Rechtsprechung / BPatG / 2003

BPatG Beschluss vom 28.04.2003 – 8 W (pat) 5/03

8. Senat

BUNDESPATENTGERICHT

_______________

(Aktenzeichen)

B E S C H L U S S

In der Beschwerdesache

betreffend die Patentanmeldung P 42 21 328.2-25

hat der 8. Senat (Technischer Beschwerdesenat) des Bundespatentgerichts in der

Sitzung am 28. April 2003 unter Mitwirkung des Vorsitzenden Richters Dipl.-Ing.

Kowalski sowie der Richter Dr. Huber, Dipl.-Ing. Gießen und der Richterin Hübner

beschlossen:

Auf die Beschwerde der Anmelderin wird der Beschluß der Prüfungsstelle für Klasse E 04 B des Patentamts vom 17.Septem- 10.99

ber 2002 aufgehoben und die Patentanmeldung an das Patentamt

zurückverwiesen.

Bezeichnung:

„Aus einzelnen Paneelen bestehendes Wand-

und Deckensystem“

Anmeldetag:

29. Juni 1992

G r ü n d e

I.

Die Patentanmeldung P 42 21 328.2 – 25 mit der Bezeichnung „Aus einzelnen

Paneelen bestehendes Wand- und Deckensystem“ ist am 29. Juni 1992 beim Patentamt eingegangen. Mit der Eingabe vom 2. Juni 2000 auf den negativ gehaltenen Prüfungsbescheid vom 20. Dezember 1999 der Prüfungsstelle für Klasse

E 04 B hat die Anmelderin u.a. neue Patentansprüche 1 bis 8 eingereicht. Mit Beschluss vom 17. September 2002 hat die Prüfungsstelle für Klasse E 04 B die

Anmeldung zurückgewiesen, weil der Gegenstand nach dem neuen Patentanspruch 1 gegenüber dem Stand der Technik nach der DE 73 37 485 U (E3) nicht

auf einer erfinderischen Tätigkeit beruhe.

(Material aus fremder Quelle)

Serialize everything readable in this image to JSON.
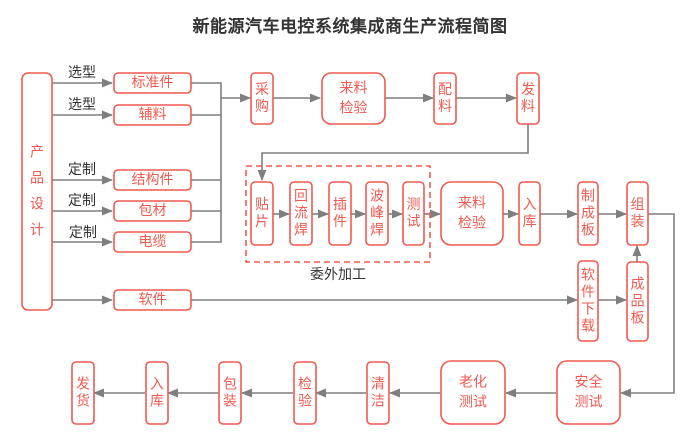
{
  "title": "新能源汽车电控系统集成商生产流程简图",
  "colors": {
    "node_border": "#f05a50",
    "node_text": "#f05a50",
    "edge": "#7f7f7f",
    "label": "#333333"
  },
  "nodes": {
    "design": "产品设计",
    "standard_parts": "标准件",
    "auxiliary": "辅料",
    "structural": "结构件",
    "packaging_material": "包材",
    "cable": "电缆",
    "software": "软件",
    "purchase": "采购",
    "incoming_inspection_1": "来料检验",
    "batching": "配料",
    "issuing": "发料",
    "smt": "贴片",
    "reflow": "回流焊",
    "insertion": "插件",
    "wave_solder": "波峰焊",
    "test": "测试",
    "incoming_inspection_2": "来料检验",
    "warehousing_1": "入库",
    "board_making": "制成板",
    "assembly": "组装",
    "software_download": "软件下载",
    "finished_board": "成品板",
    "safety_test": "安全测试",
    "aging_test": "老化测试",
    "cleaning": "清洁",
    "inspection": "检验",
    "packing": "包装",
    "warehousing_2": "入库",
    "shipping": "发货"
  },
  "edge_labels": {
    "select_1": "选型",
    "select_2": "选型",
    "custom_1": "定制",
    "custom_2": "定制",
    "custom_3": "定制"
  },
  "group_label": "委外加工"
}
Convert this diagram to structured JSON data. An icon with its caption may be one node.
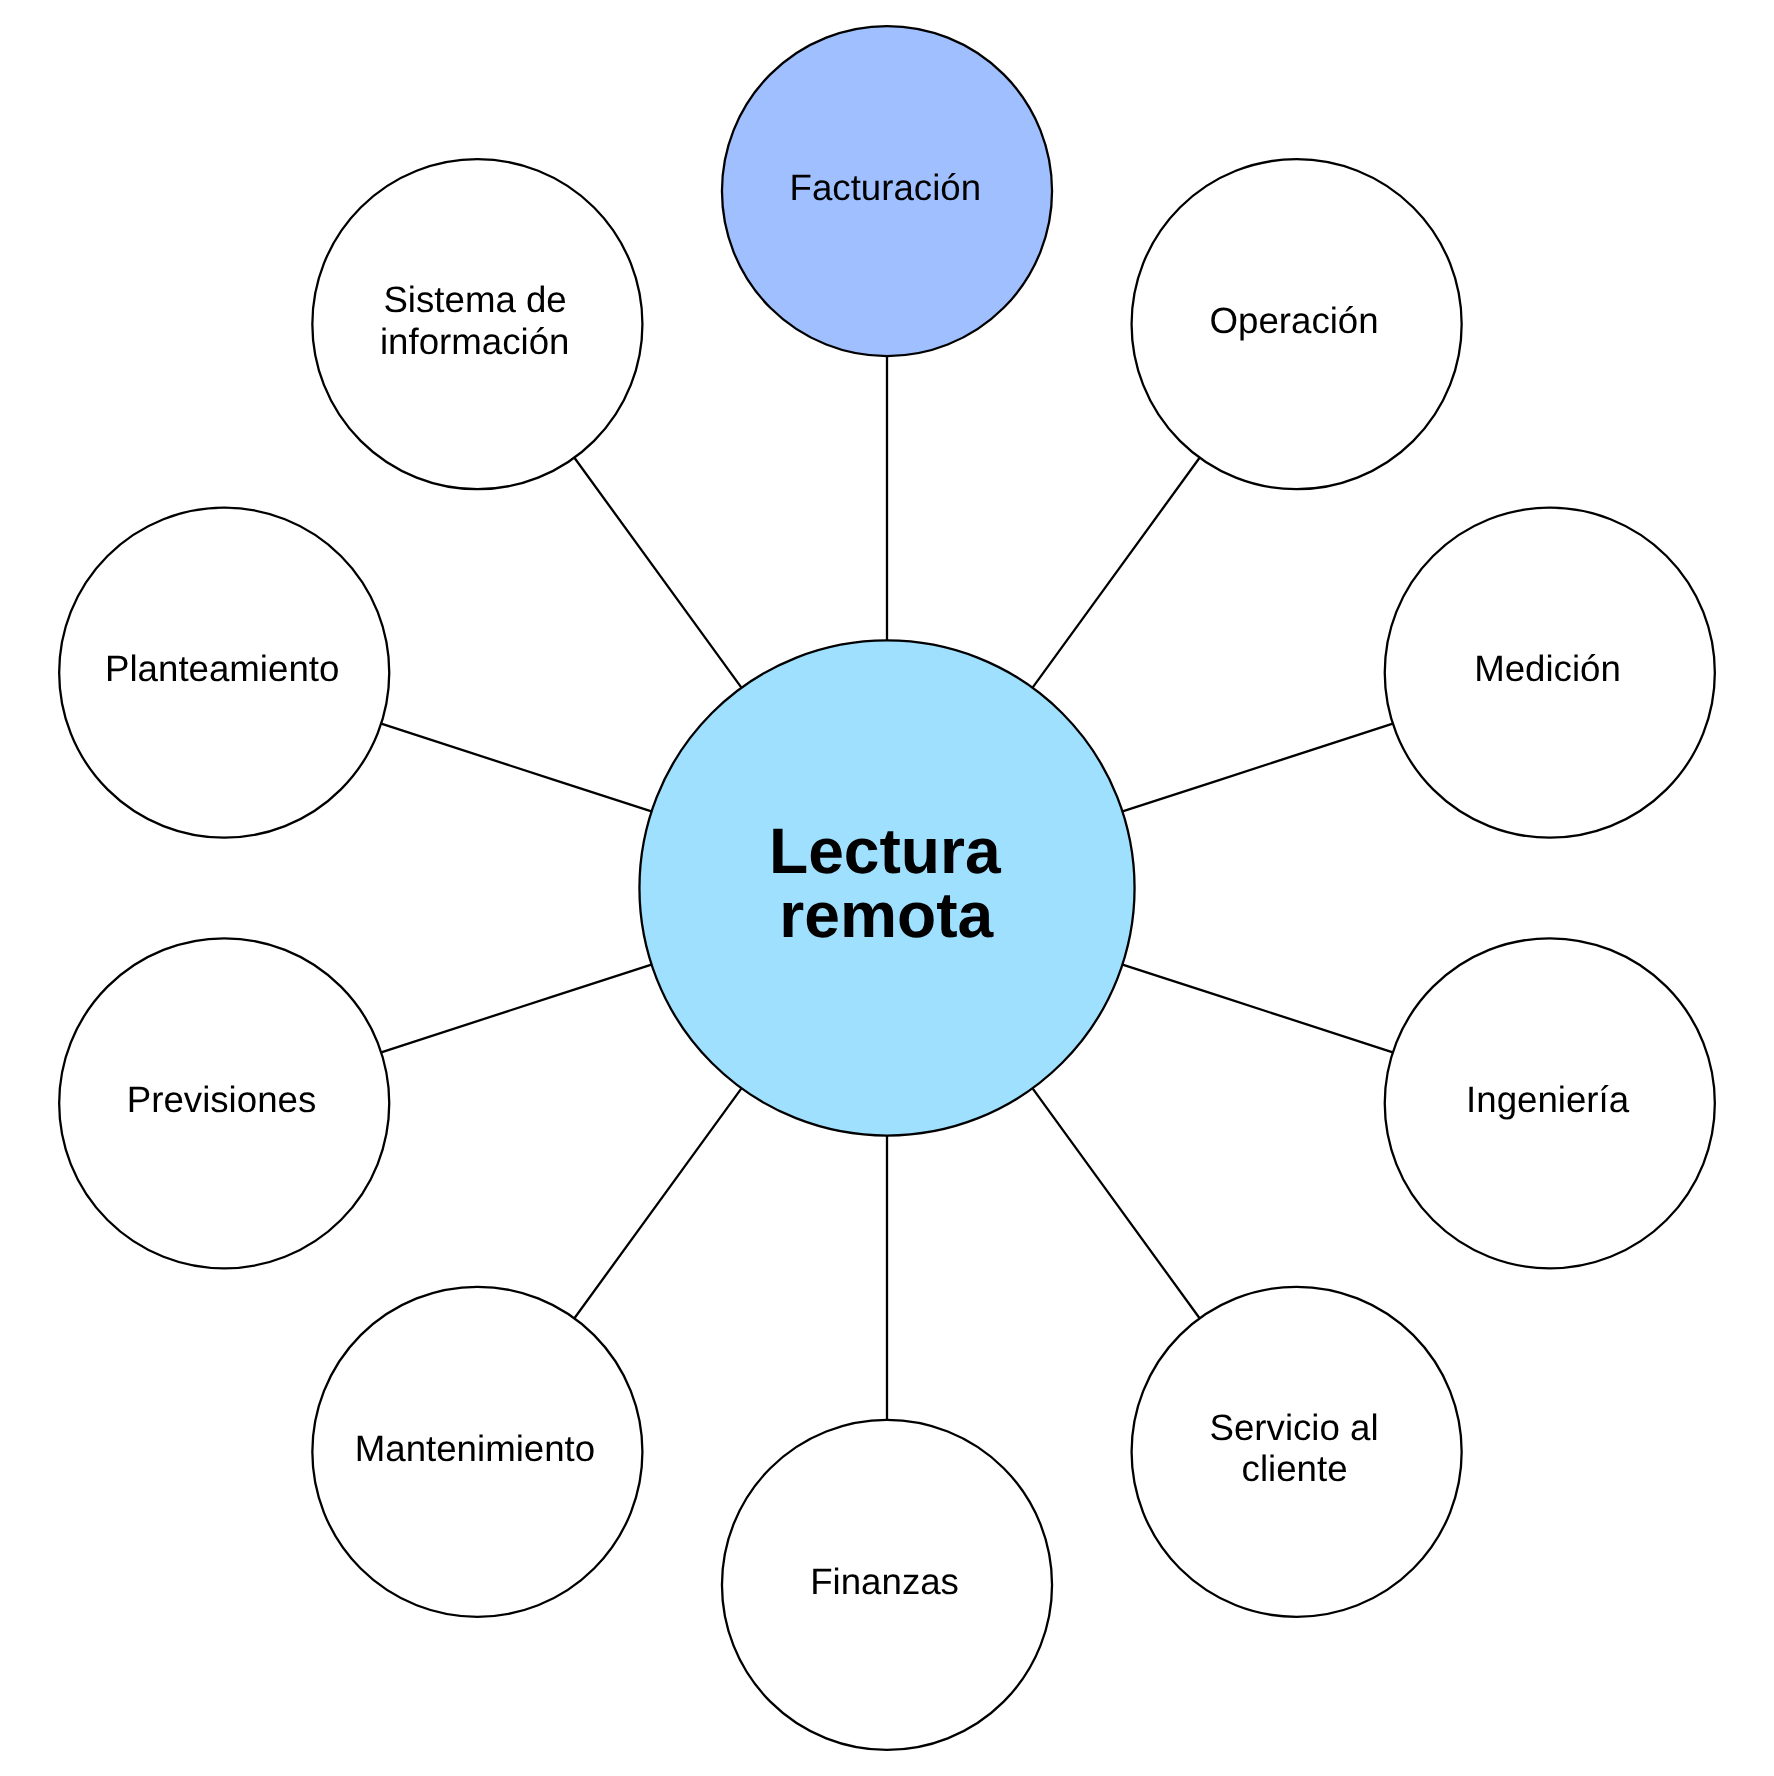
{
  "diagram": {
    "nodes": [
      {
        "text": [
          "Lectura remota"
        ]
      },
      {
        "text": [
          "Medición"
        ]
      },
      {
        "text": [
          "Operación"
        ]
      },
      {
        "text": [
          "Facturación"
        ]
      },
      {
        "text": [
          "Sistema de información"
        ]
      },
      {
        "text": [
          "Planteamiento"
        ]
      },
      {
        "text": [
          "Previsiones"
        ]
      },
      {
        "text": [
          "Mantenimiento"
        ]
      },
      {
        "text": [
          "Finanzas"
        ]
      },
      {
        "text": [
          "Servicio al cliente"
        ]
      },
      {
        "text": [
          "Ingeniería"
        ]
      }
    ],
    "edges": [
      {
        "from": 0,
        "to": 1,
        "arrow": "none"
      },
      {
        "from": 0,
        "to": 2,
        "arrow": "none"
      },
      {
        "from": 0,
        "to": 3,
        "arrow": "none"
      },
      {
        "from": 0,
        "to": 4,
        "arrow": "none"
      },
      {
        "from": 0,
        "to": 5,
        "arrow": "none"
      },
      {
        "from": 0,
        "to": 6,
        "arrow": "none"
      },
      {
        "from": 0,
        "to": 7,
        "arrow": "none"
      },
      {
        "from": 0,
        "to": 8,
        "arrow": "none"
      },
      {
        "from": 0,
        "to": 9,
        "arrow": "none"
      },
      {
        "from": 0,
        "to": 10,
        "arrow": "none"
      }
    ]
  }
}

Im Prüfungsverfahren wurden außerdem noch folgende Druckschriften in Betracht

gezogen:

- DE 1 087 337 B (E1)

- DE 74 28 566 U (E4)

- DE 87 15 948 U1 (E5)

- Zinkberatung e. V. „Zink-Bleche und –Bänder“ 2. Aufl. 1958; S. 54 und 55

(E2)

Gegen den Zurückweisungsbeschluss hat die Anmelderin mit ihrer per Fax am

27 November 2002 im Patentamt eingegangenen Eingabe rechtzeitig Beschwerde

eingelegt.

Sie hat mit ihrer am 07. Januar 2003 im Patentamt eingegangenen Eingabe neue

Unterlagen eingereicht.

Der geltende Patentanspruch 1 hat folgenden Wortlaut:

Wand- und Deckensystem, das aus einzelnen Paneelen besteht, um auf Schiffen oder Arbeitsplattformen Wohn- oder

Arbeitsräume zu errichten, wobei die jeweils aneinanderstoßenden Paneelen sich gegenseitig abstützen und deren

senkrechte Kanten einer vorderen Abdeckung eine nach hinten gerichtete Abwinkelung unter 90° aufweisen und bei dem

diese Abwinkelungen wie zu einem L-Profil gleichgerichtet

nochmals abgewinkelt sind, dadurch gekennzeichnet, daß

beide Oberflächen jeder Paneele (1, 2 bzw. 11, 22) eine

massive Abdeckung aufweisen, daß sich zwischen den

nochmaligen Abwinkelungen der Paneelen (1, 2 bzw. 11, 22)

ein Spalt (4) erstreckt, in den eine Dichtung (4a) eingebracht

ist und daß auf einem Boden des zu errichtenden Raumes

entlang eines Raumumrisses U-Schienen (5) mit der Öffnung

nach oben aufgeschraubt sind, in die die Paneelen (1, 2 bzw.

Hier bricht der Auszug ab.